Ontem acabei de ler Por Quem os Sinos Dobram, de Ernest Hemingway. Gostei do livro, apesar de ser um bocadinho grande para tão pouco tempo narrativo (cerca de quatro dias na guerra civil de Espanha). A queixa prende-se mais ao facto de me fartar depressa do que estou a ler se levar muito tempo (dois ou três meses) porque, neste caso, os quatro dias passados na história são inteiramente preenchidos, isto é, são a acção em si mesma visto que narra a passagem do tempo desde a preparação até à execução de uma emboscada na montanha. Parece pouco tempo, mas Hemingway consegue transparecer a eternidade de um segundo quando se vive confinado a um território isolado numa guerrilha em que os perigos espreitam por todos os lados. Em quatro dias (e centenas de páginas), o Nobel faz o que de melhor sabe fazer: Mostra a humanidade que existe em cada pessoa, em especial as fraquezas. Demonstra que toda a gente é vulnerável e não há ninguém absolutamente forte ou invencível.
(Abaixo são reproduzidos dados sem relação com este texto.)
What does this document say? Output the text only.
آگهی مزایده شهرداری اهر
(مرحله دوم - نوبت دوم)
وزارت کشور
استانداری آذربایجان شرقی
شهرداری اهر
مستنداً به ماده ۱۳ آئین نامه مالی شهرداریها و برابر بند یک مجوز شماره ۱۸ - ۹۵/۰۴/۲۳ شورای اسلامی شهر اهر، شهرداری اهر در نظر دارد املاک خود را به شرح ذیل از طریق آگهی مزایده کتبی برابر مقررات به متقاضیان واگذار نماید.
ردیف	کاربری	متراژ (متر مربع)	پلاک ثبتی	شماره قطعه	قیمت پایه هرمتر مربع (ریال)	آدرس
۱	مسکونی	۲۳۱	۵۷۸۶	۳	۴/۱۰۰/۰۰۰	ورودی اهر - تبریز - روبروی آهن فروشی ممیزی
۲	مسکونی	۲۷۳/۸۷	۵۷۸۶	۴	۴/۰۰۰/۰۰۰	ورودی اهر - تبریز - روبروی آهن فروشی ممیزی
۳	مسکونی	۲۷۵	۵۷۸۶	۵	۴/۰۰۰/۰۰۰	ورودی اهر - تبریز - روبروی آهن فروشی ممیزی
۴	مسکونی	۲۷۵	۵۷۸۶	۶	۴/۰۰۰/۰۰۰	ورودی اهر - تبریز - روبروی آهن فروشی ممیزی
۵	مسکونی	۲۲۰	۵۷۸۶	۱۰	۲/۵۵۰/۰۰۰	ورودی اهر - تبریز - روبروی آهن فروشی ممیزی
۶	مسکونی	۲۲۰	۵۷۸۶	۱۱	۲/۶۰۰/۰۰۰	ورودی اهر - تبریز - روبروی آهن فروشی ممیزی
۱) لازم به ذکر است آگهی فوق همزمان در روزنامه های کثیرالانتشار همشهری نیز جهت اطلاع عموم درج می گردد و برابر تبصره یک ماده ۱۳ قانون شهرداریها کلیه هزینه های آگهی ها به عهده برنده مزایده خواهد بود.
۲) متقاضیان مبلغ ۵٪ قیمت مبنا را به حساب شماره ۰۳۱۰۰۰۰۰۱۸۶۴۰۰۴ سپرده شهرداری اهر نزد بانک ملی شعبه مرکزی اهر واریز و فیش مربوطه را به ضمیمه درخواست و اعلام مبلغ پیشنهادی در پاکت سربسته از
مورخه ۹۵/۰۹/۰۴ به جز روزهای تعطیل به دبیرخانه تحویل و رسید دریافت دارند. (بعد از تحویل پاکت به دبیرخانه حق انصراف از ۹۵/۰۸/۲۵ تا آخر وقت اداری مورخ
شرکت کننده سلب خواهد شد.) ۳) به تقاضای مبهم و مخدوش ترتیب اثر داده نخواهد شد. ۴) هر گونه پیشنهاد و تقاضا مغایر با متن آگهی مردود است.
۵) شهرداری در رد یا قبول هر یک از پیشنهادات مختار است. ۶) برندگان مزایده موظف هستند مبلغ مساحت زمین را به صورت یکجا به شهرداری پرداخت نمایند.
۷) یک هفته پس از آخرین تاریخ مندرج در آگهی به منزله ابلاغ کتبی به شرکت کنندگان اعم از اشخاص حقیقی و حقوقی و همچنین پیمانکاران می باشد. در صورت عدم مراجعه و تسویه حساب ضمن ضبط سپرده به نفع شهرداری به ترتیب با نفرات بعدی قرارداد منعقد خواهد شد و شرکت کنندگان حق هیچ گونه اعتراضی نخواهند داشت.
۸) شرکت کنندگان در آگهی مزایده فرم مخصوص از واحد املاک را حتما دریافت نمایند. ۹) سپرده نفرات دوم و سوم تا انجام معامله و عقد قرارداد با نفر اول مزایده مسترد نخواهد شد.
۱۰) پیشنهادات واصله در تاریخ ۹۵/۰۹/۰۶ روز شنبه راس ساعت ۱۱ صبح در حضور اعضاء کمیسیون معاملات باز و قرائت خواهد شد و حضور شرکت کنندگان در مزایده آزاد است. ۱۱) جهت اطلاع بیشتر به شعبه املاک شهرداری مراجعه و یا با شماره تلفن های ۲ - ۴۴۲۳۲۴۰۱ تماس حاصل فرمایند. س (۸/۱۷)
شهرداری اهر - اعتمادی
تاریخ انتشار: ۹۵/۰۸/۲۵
Acho que nunca me vou esquecer de Pilar. Não é a protagonista mas tem um papel marcante em toda a história. É de arrepiar a descrição que faz aos outros do massacre que os republicanos aplicaram sobre os fascistas da mesma aldeia. Muito bem conseguido está também o capítulo em que o bando de El Sordo é dizimado, bem como todos os episódios de confronto entre as partes na guerra. Quando as armas não se viram contra o inimigo, é a construção psicológica das personagens que se trabalha e de modo, digo eu, quase perfeito. É fácil distinguir os sentimentos de uns pelos outros e como a desconfiança contamina as relações dentro da própria comunidade embora a ligação afectiva acabe sempre por vir ao de cima. A vida na guerra é tão frágil e tão pouco valiosa - ao ponto de ser sacrificada em prol da vitória - que matar o próximo torna-se fácil e ninguém pode dizer que está seguro esteja onde estiver enquanto houver guerra, essa é a grande verdade. E o final confirma isso mesmo, de forma ao mesmo tempo surpreendente e estúpida, como a própria guerra. Não gostei do fim, mas é mais porque não tem um happy end.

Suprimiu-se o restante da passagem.